Recent advances in materials synthesis have revealed unique properties that occur at the nanoscale; however, the long-range organization of nanomaterials into the hierarchical structures required for applications remains an unmet challenge. In striking contrast, such hierarchical organization is an integral feature of natural bioinorganic materials, where the concerted action of proteins exquisitely orchestrates structural organization. One of the key challenges in protein-based synthesis of inorganic materials is developing robust and versatile strategies for a chosen protein scaffold to interact with inorganic components in a specific and controlled manner. In my PhD thesis research, I have developed a new biomimetic strategy to modify protein scaffolds based on site-specific molecular recognition. This versatile strategy, termed Template Engineering Through Epitope Recognition (TEThER), is based on the design of bi-functional TEThER peptides that mimic the activity of natural adaptor proteins to site-specifically assemble with a single native protein scaffold for a variety of functions.

This project focused on understanding the unique self-assembling protein clathrin and developing the TEThER strategy to modify self-assembled clathrin scaffolds for the synthesis of inorganic nanomaterials. The self-assembly of clathrin was studied through a combination of dynamic light scattering and cryo transmission electron microscopy which showed it to be a highly dynamic process that can progress through different kinetic pathways to arrive at ordered three-dimensional structures. By designing a family of TEThER peptides, I have demonstrated the versatility of the novel site-specific method TEThER strategy to bridge the interface between self-assembled clathrin and two classes of inorganic materials, metal oxides and noble metals, to synthesize titanium dioxide, cobalt oxide, and gold nanoparticles. Crystallographic characterization of nanoparticle morphology and phase using transmission electron microscopy gives insight into the nucleation and growth mechanism for each of these reactions. Peptide sequences with affinity for various inorganics can be combined with site-specific recognition sequences for other clathrin scaffold binding sites in a mix-and-match manner to enable the nucleation and growth of a wide variety of materials and nanoscale patterns. Additionally, since this strategy is based on molecular recognition that occurs at protein binding interfaces, it is broadly applicable to other protein systems.
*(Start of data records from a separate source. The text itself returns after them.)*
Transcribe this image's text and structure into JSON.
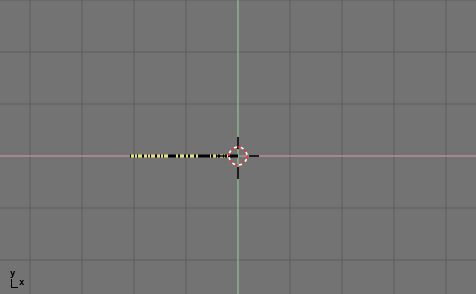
{
  "viewport": {
    "background_color": "#737373",
    "grid_line_color": "#5d5d5d",
    "x_axis_color": "#d99aa0",
    "y_axis_color": "#8fd39a",
    "selected_edge_color": "#e8e27a",
    "unselected_edge_color": "#000000",
    "cursor_ring_colors": [
      "#ff3030",
      "#ffffff"
    ]
  },
  "axis_indicator": {
    "y_label": "y",
    "x_label": "x"
  },
  "icons": {
    "cursor": "3d-cursor-icon",
    "axis": "axis-orientation-icon"
  }
}
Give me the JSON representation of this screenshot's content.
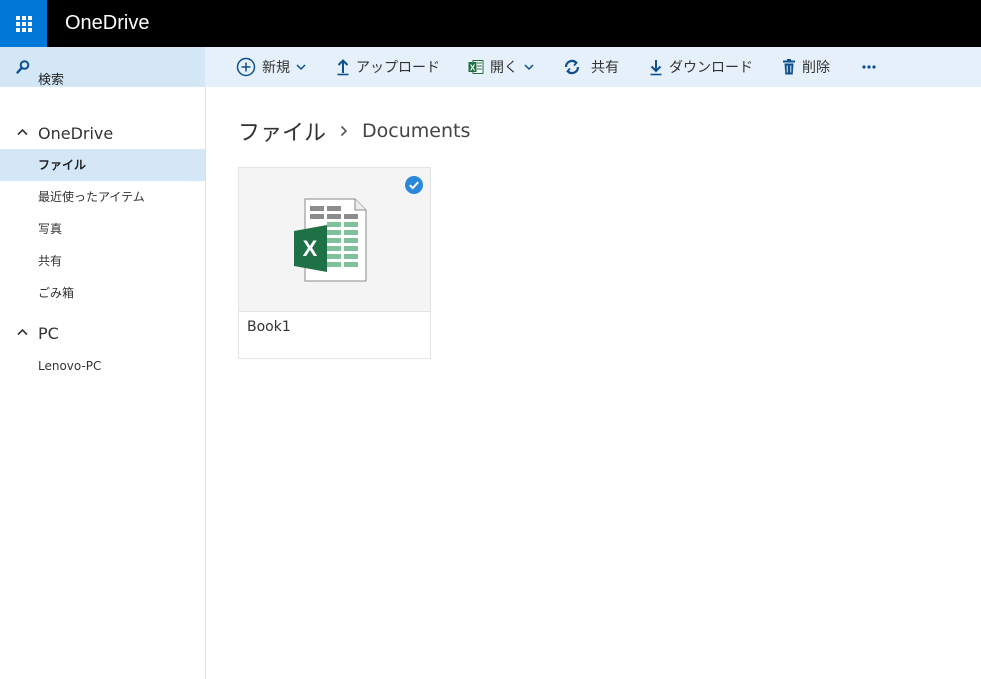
{
  "app": {
    "title": "OneDrive",
    "waffle_icon": "app-launcher-icon",
    "accent": "#0078d7"
  },
  "search": {
    "label": "検索",
    "icon": "search-icon"
  },
  "commands": {
    "new": "新規",
    "upload": "アップロード",
    "open": "開く",
    "share": "共有",
    "download": "ダウンロード",
    "delete": "削除",
    "more": "more-icon"
  },
  "nav": {
    "onedrive_heading": "OneDrive",
    "items": [
      {
        "label": "ファイル",
        "active": true
      },
      {
        "label": "最近使ったアイテム"
      },
      {
        "label": "写真"
      },
      {
        "label": "共有"
      },
      {
        "label": "ごみ箱"
      }
    ],
    "pc_heading": "PC",
    "pc_items": [
      {
        "label": "Lenovo-PC"
      }
    ]
  },
  "breadcrumb": {
    "root": "ファイル",
    "current": "Documents"
  },
  "files": [
    {
      "name": "Book1",
      "type": "excel-workbook",
      "selected": true
    }
  ],
  "colors": {
    "selection": "#d3e7f7",
    "command_bar": "#e6f0fa",
    "excel_green": "#1e7145",
    "check": "#2b88d8"
  }
}
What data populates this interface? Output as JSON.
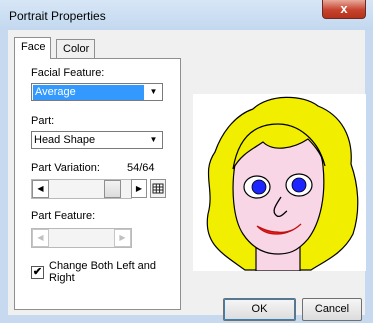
{
  "window": {
    "title": "Portrait Properties",
    "close_glyph": "x"
  },
  "tabs": [
    {
      "label": "Face",
      "active": true
    },
    {
      "label": "Color",
      "active": false
    }
  ],
  "facial_feature": {
    "label": "Facial Feature:",
    "value": "Average"
  },
  "part": {
    "label": "Part:",
    "value": "Head Shape"
  },
  "part_variation": {
    "label": "Part Variation:",
    "value_text": "54/64",
    "fraction": 0.84
  },
  "part_feature": {
    "label": "Part Feature:"
  },
  "change_both": {
    "label_line1": "Change Both Left and",
    "label_line2": "Right",
    "checked": true,
    "mark": "✔"
  },
  "buttons": {
    "ok": "OK",
    "cancel": "Cancel"
  },
  "portrait_colors": {
    "hair": "#f2ee00",
    "skin": "#f8d6e6",
    "eyes": "#1e26ff",
    "mouth": "#e82020"
  }
}
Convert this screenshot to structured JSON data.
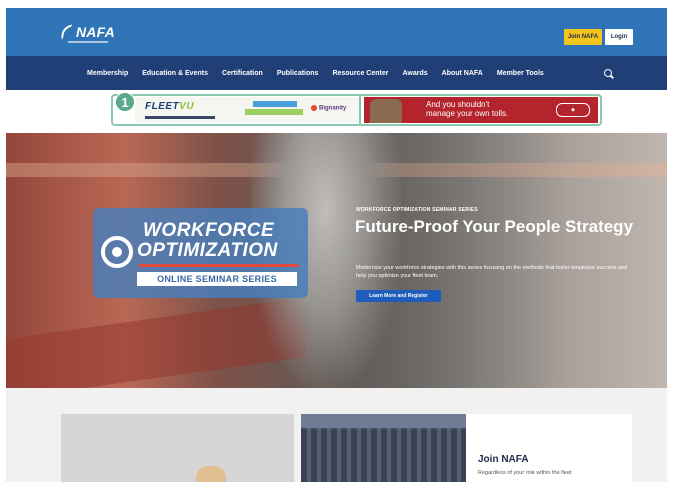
{
  "header": {
    "logo_text": "NAFA",
    "join_label": "Join NAFA",
    "login_label": "Login"
  },
  "nav": {
    "items": [
      {
        "label": "Membership"
      },
      {
        "label": "Education & Events"
      },
      {
        "label": "Certification"
      },
      {
        "label": "Publications"
      },
      {
        "label": "Resource Center"
      },
      {
        "label": "Awards"
      },
      {
        "label": "About NAFA"
      },
      {
        "label": "Member Tools"
      }
    ]
  },
  "ads": {
    "badge_number": "1",
    "ad1": {
      "logo_prefix": "FLEET",
      "logo_suffix": "VU",
      "brand": "Bignanity"
    },
    "ad2": {
      "text_line1": "And you shouldn't",
      "text_line2": "manage your own tolls."
    }
  },
  "hero": {
    "seminar_title_line1": "WORKFORCE",
    "seminar_title_line2": "OPTIMIZATION",
    "seminar_subtitle": "ONLINE SEMINAR SERIES",
    "eyebrow": "WORKFORCE OPTIMIZATION SEMINAR SERIES",
    "headline": "Future-Proof Your People Strategy",
    "body": "Modernize your workforce strategies with this series focusing on the methods that foster employee success and help you optimize your fleet team.",
    "cta_label": "Learn More and Register"
  },
  "below": {
    "join_title": "Join NAFA",
    "join_text": "Regardless of your role within the fleet"
  },
  "colors": {
    "header_blue": "#2f74b7",
    "nav_navy": "#1f3f76",
    "join_yellow": "#f2c41d",
    "badge_green": "#5aa98a",
    "cta_blue": "#1f5dbb",
    "ad_red": "#b3242c"
  }
}
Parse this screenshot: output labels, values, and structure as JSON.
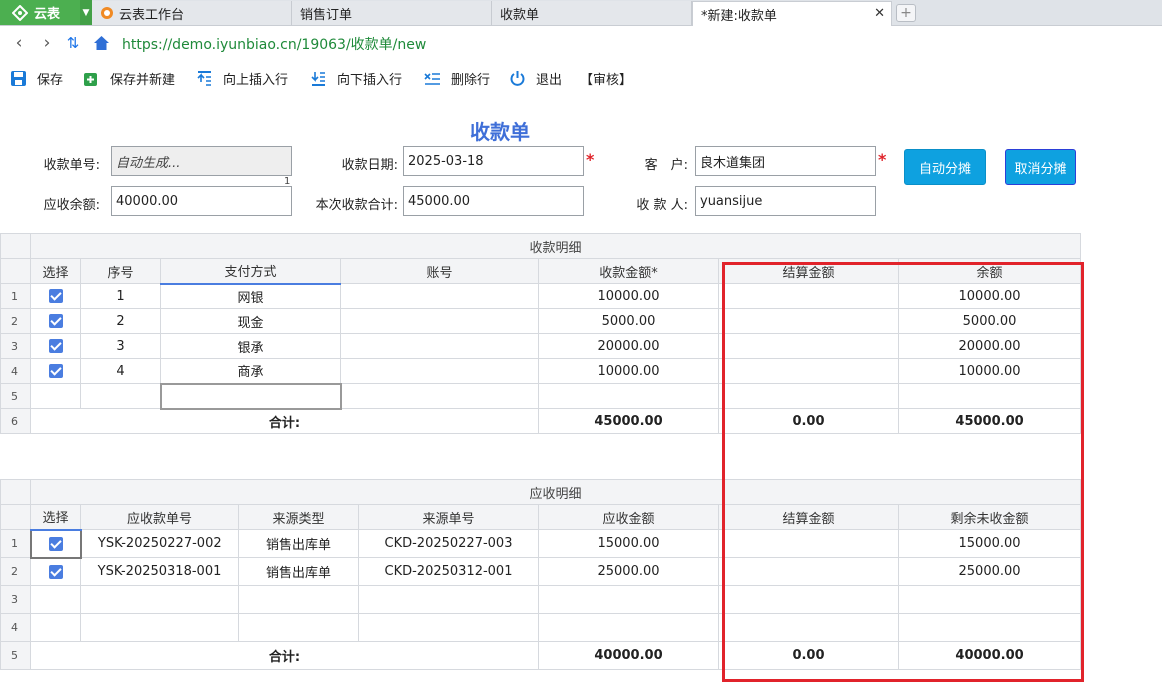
{
  "tabs": {
    "app_name": "云表",
    "items": [
      "云表工作台",
      "销售订单",
      "收款单",
      "*新建:收款单"
    ]
  },
  "address": {
    "url": "https://demo.iyunbiao.cn/19063/收款单/new"
  },
  "toolbar": {
    "save": "保存",
    "save_new": "保存并新建",
    "insert_up": "向上插入行",
    "insert_down": "向下插入行",
    "delete_row": "删除行",
    "exit": "退出",
    "review": "【审核】"
  },
  "form": {
    "title": "收款单",
    "no_label": "收款单号:",
    "no_value": "自动生成...",
    "no_marker": "1",
    "date_label": "收款日期:",
    "date_value": "2025-03-18",
    "customer_label": "客　户:",
    "customer_value": "良木道集团",
    "balance_label": "应收余额:",
    "balance_value": "40000.00",
    "total_label": "本次收款合计:",
    "total_value": "45000.00",
    "payee_label": "收 款 人:",
    "payee_value": "yuansijue",
    "auto_alloc": "自动分摊",
    "cancel_alloc": "取消分摊",
    "required_mark": "*"
  },
  "receipt_detail": {
    "section_title": "收款明细",
    "headers": [
      "选择",
      "序号",
      "支付方式",
      "账号",
      "收款金额*",
      "结算金额",
      "余额"
    ],
    "rows": [
      {
        "rn": "1",
        "seq": "1",
        "method": "网银",
        "account": "",
        "amount": "10000.00",
        "settled": "",
        "balance": "10000.00"
      },
      {
        "rn": "2",
        "seq": "2",
        "method": "现金",
        "account": "",
        "amount": "5000.00",
        "settled": "",
        "balance": "5000.00"
      },
      {
        "rn": "3",
        "seq": "3",
        "method": "银承",
        "account": "",
        "amount": "20000.00",
        "settled": "",
        "balance": "20000.00"
      },
      {
        "rn": "4",
        "seq": "4",
        "method": "商承",
        "account": "",
        "amount": "10000.00",
        "settled": "",
        "balance": "10000.00"
      }
    ],
    "empty_rn": "5",
    "total_rn": "6",
    "total_label": "合计:",
    "total_amount": "45000.00",
    "total_settled": "0.00",
    "total_balance": "45000.00"
  },
  "receivable_detail": {
    "section_title": "应收明细",
    "headers": [
      "选择",
      "应收款单号",
      "来源类型",
      "来源单号",
      "应收金额",
      "结算金额",
      "剩余未收金额"
    ],
    "rows": [
      {
        "rn": "1",
        "no": "YSK-20250227-002",
        "type": "销售出库单",
        "src": "CKD-20250227-003",
        "amount": "15000.00",
        "settled": "",
        "remain": "15000.00"
      },
      {
        "rn": "2",
        "no": "YSK-20250318-001",
        "type": "销售出库单",
        "src": "CKD-20250312-001",
        "amount": "25000.00",
        "settled": "",
        "remain": "25000.00"
      }
    ],
    "empty_rns": [
      "3",
      "4"
    ],
    "total_rn": "5",
    "total_label": "合计:",
    "total_amount": "40000.00",
    "total_settled": "0.00",
    "total_remain": "40000.00"
  },
  "colors": {
    "accent": "#3f6fd8",
    "highlight": "#e1232b",
    "button": "#0ea1e0",
    "app_green": "#4caf50"
  }
}
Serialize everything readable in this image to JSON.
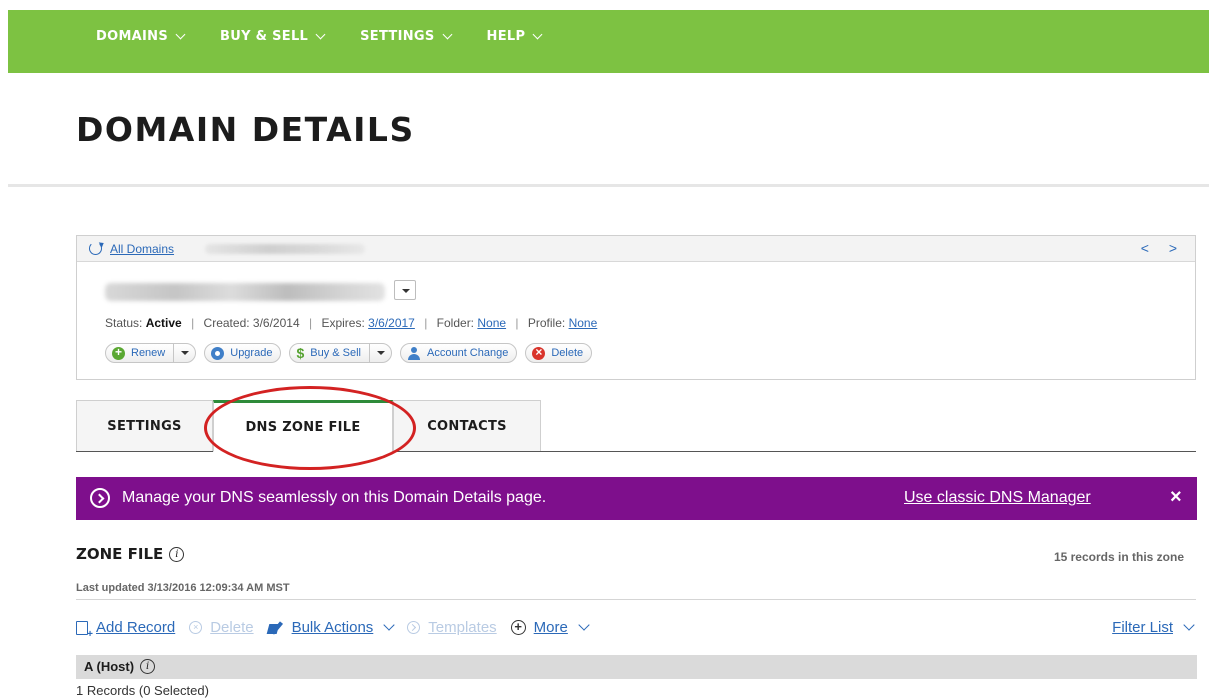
{
  "nav": {
    "items": [
      {
        "label": "DOMAINS"
      },
      {
        "label": "BUY & SELL"
      },
      {
        "label": "SETTINGS"
      },
      {
        "label": "HELP"
      }
    ]
  },
  "page": {
    "title": "DOMAIN DETAILS"
  },
  "domain_panel": {
    "all_domains_link": "All Domains",
    "nav_arrows": "< >",
    "status_label": "Status:",
    "status_value": "Active",
    "created_label": "Created: 3/6/2014",
    "expires_label": "Expires:",
    "expires_value": "3/6/2017",
    "folder_label": "Folder:",
    "folder_value": "None",
    "profile_label": "Profile:",
    "profile_value": "None",
    "actions": {
      "renew": "Renew",
      "upgrade": "Upgrade",
      "buy_sell": "Buy & Sell",
      "account_change": "Account Change",
      "delete": "Delete"
    }
  },
  "tabs": [
    {
      "label": "SETTINGS"
    },
    {
      "label": "DNS ZONE FILE"
    },
    {
      "label": "CONTACTS"
    }
  ],
  "banner": {
    "text": "Manage your DNS seamlessly on this Domain Details page.",
    "link": "Use classic DNS Manager",
    "close": "×"
  },
  "zone": {
    "title": "ZONE FILE",
    "records_count": "15 records in this zone",
    "last_updated": "Last updated 3/13/2016 12:09:34 AM MST",
    "toolbar": {
      "add_record": "Add Record",
      "delete": "Delete",
      "bulk_actions": "Bulk Actions",
      "templates": "Templates",
      "more": "More",
      "filter_list": "Filter List"
    },
    "host_section": "A (Host)",
    "records_selected": "1 Records (0 Selected)"
  },
  "colors": {
    "nav_green": "#7dc242",
    "banner_purple": "#7e0f8c",
    "link_blue": "#2b69b8",
    "annotation_red": "#d32222"
  }
}
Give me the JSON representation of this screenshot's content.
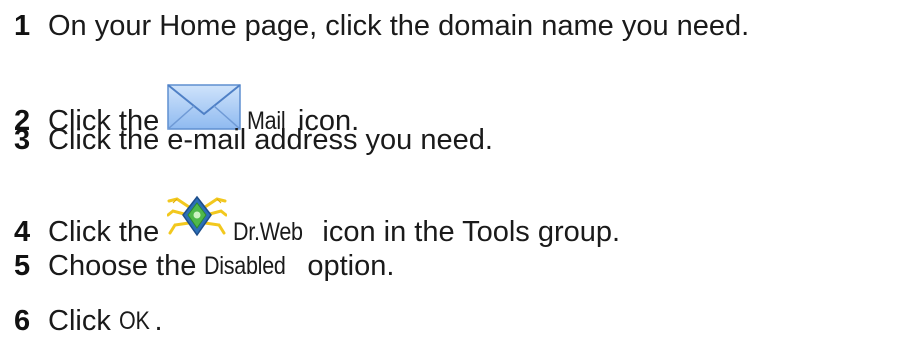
{
  "steps": [
    {
      "number": "1",
      "text": "On your Home page, click the domain name you need."
    },
    {
      "number": "2",
      "before": "Click the",
      "icon": "mail-envelope-icon",
      "label": "Mail",
      "after": "icon."
    },
    {
      "number": "3",
      "text": "Click the e-mail address you need."
    },
    {
      "number": "4",
      "before": "Click the",
      "icon": "drweb-spider-icon",
      "label": "Dr.Web",
      "after": "icon in the Tools group."
    },
    {
      "number": "5",
      "before": "Choose the",
      "label": "Disabled",
      "after": "option."
    },
    {
      "number": "6",
      "before": "Click",
      "label": "OK",
      "after": "."
    }
  ]
}
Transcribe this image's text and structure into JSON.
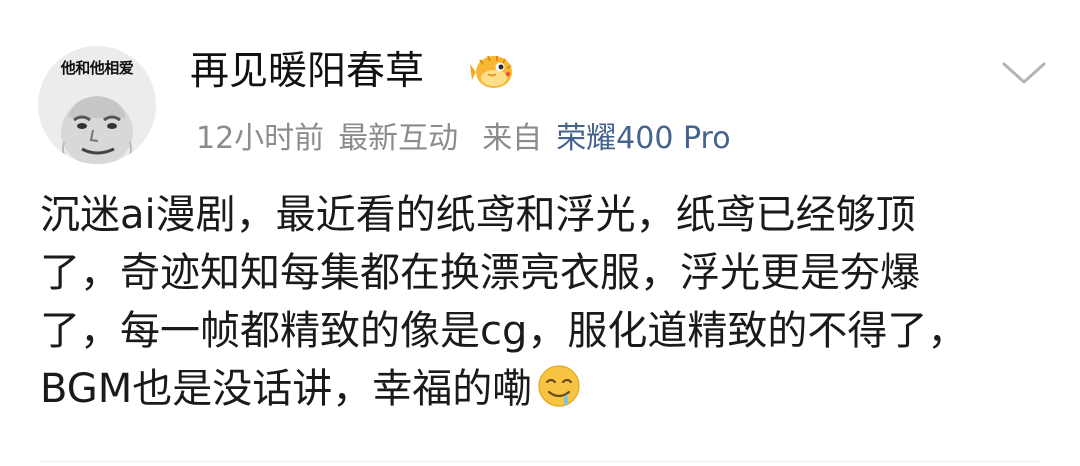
{
  "post": {
    "author": {
      "name": "再见暖阳春草",
      "avatar_caption": "他和他相爱",
      "badge_icon": "pufferfish-member-badge-icon"
    },
    "meta": {
      "time": "12小时前",
      "activity": "最新互动",
      "source_prefix": "来自",
      "device": "荣耀400 Pro"
    },
    "menu_icon": "chevron-down-icon",
    "text_lines": [
      "沉迷ai漫剧，最近看的纸鸢和浮光，纸鸢已经够顶",
      "了，奇迹知知每集都在换漂亮衣服，浮光更是夯爆",
      "了，每一帧都精致的像是cg，服化道精致的不得了，",
      "BGM也是没话讲，幸福的嘞"
    ],
    "trailing_emoji_icon": "drooling-face-emoji-icon"
  },
  "colors": {
    "meta_gray": "#8c8c8c",
    "device_blue": "#45638f",
    "text": "#1a1a1a",
    "badge_orange": "#f5a623"
  }
}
In my research program I aim to develop multifunctional protein-based materials for the synthesis and long-range organization of nanomaterials through self-assembly and the design and use of multi-component, modular systems. Such a strategy offers a promising new way forward for the manipulation and organization of materials at the nanoscale. Through continued development of strategies to interface a variety of native and engineered biomolecules with inorganic materials, the bottom-up synthesis of designed hierarchically-ordered biomimetic nanomaterials for applications such as energy conversion and storage and bone tissue regeneration will be possible. My interdisciplinary background uniquely positions me to accomplish this goal by bringing together insight from diverse fields, including materials science, protein engineering, and chemistry.